The rhetoric of a political campaign is not an infallible indicator of what the winner will do once the oath of office is taken. To the extent that Mr. Trump made foreign policy pronouncements during the campaign, they were minor facets of a larger theme: his desire to stir a popular electoral revolt against foreign policy elites and the political establishment broadly speaking, the idea being that his opponent was a charter member of both. In this he received an assist from the Obama administration’s defensive engagement of the same target, articulated by White House staffer Ben Rhodes’ criticism of the foreign policy “Blob.”
When, therefore, former Secretary Clinton expressed support for a no-fly zone to help protect Syrian civilians, Trump responded in a manner consistent with his broader theme: we have real problems here at home, so leave it to Russia and the Assad regime to fight the Islamic State (ISIS, ISIL, Daesh); indeed, support them in this endeavor. Whether or not Donald Trump knew then or knows now that Russia and Assad are concentrating their firepower not on ISIS but on Syrian civilians is not material: he was trying to project a message consistent with his perception that many in the American electorate are fed up with the Middle East and are quite prepared, at least in principle, to leave the region and its problems to others. For Trump, Syria was not the main event: discontent rooted in economic and social grievances was. Whatever he was to say about Syria, and the Middle East more broadly, simply could not be at odds with the anger and frustration he was trying to harness for electoral purposes.
It is simply not possible at this point to project exactly how Donald Trump will handle Syria as president. Indeed, this goes for a host of issues: NATO, Russia, Ukraine, trade, immigration, relations with the Muslim world, and so forth. He will start very soon to receive detailed intelligence briefings. He and his transition team will start to consider whom to nominate and appoint to senior foreign policy positions. Typically, new administrations come into office with more questions than answers about what to do and how to do it.
A key question about Mr. Trump has nothing at all to do with what he said about Syria and the Middle East during the campaign. It is this: does he know what he does not know? Something neither the United States nor its allies and partners in the world can afford is two straight know-it-all presidencies; two consecutive administrations of White House micromanagement by the operationally illiterate. If Donald Trump is content – as Ronald Reagan was – with providing broad, objectives-based policy guidance while delegating strategy and implementation to skilled, knowledgeable subordinates in the departments and agencies of government, then the United States has a shot at restoring its reputation and credibility.
It is, of course, possible that a soulless policy of operational indifference toward the protection of Syrian civilians and mitigation of the humanitarian and policy consequences of mass homicide might continue and even worsen. No doubt Mr. Trump will learn during the course of his intelligence briefings about the intimate connection between the collective punishment policy of Bashar al-Assad and the health of ISIS and al-Qaeda in Syria.
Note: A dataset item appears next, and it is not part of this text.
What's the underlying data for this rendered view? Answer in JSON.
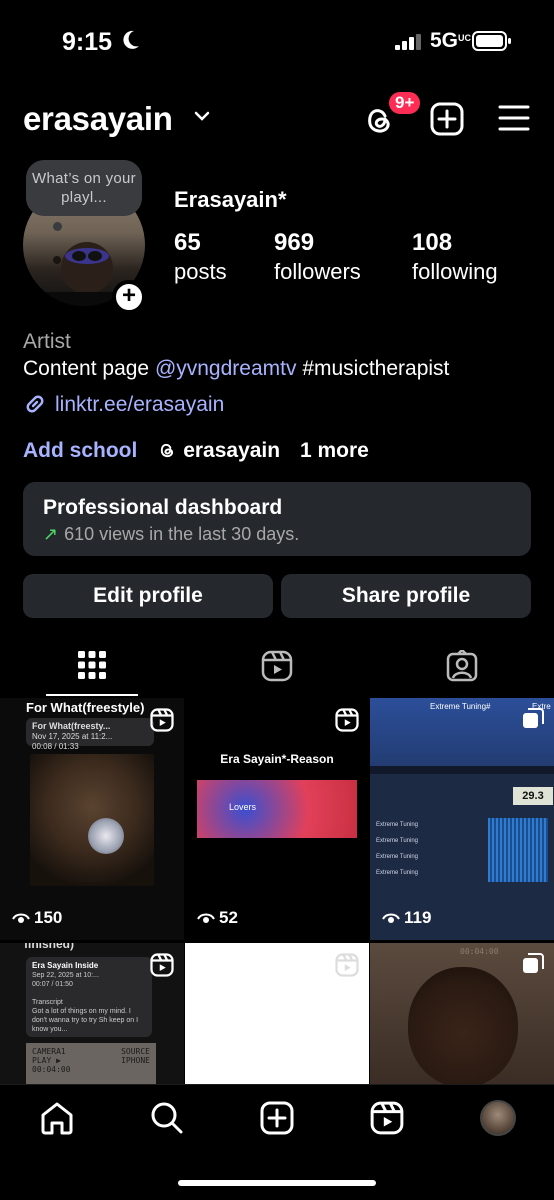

No doubt he will learn that Russian and Iranian support of and participation in mass homicide belie their alleged opposition to ISIS: at least in Syria, where it constitutes a wonderful foil for their client. None of these matters could have been summarized in campaign sound bites. None of them could have been made consistent with a theme of putting up walls and attending to our own problems.
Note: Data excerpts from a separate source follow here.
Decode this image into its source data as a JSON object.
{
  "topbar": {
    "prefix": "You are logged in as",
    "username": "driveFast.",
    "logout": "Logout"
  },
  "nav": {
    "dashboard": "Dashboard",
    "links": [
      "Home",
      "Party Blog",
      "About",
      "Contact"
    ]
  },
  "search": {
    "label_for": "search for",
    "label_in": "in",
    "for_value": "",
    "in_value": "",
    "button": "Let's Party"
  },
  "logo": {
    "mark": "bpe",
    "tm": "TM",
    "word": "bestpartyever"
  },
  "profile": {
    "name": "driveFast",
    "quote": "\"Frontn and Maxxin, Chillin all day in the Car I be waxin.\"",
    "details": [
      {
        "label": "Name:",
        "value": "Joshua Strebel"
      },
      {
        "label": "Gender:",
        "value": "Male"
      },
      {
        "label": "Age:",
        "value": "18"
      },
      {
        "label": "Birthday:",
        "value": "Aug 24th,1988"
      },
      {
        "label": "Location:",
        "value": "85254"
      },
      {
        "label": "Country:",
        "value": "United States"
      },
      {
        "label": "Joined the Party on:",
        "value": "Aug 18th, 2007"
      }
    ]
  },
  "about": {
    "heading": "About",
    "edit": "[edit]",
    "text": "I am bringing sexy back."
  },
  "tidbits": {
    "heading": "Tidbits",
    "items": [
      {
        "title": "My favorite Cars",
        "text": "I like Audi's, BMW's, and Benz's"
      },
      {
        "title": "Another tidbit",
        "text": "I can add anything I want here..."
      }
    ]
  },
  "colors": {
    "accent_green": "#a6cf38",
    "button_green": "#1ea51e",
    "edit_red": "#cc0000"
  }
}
Still, on noon, January 20, 2017 Donald Trump will become President Trump. Between now and then a sustained effort must be made to work with his team on a wide range of foreign policy issues. Doing better in Syria than the Obama administration is the lowest of bars. But doing better will not happen on its own, and will not be brought about by ex post facto critiques of campaign rhetoric and the effortless projection of language into deed. Mr. Trump says he wants to make America great again. If we work hard, we may persuade him that American greatness can be reflected in a policy toward Syria that reflects real American values.
Frederic C. Hof is director of the Atlantic Council’s Rafik Hariri Center for the Middle East.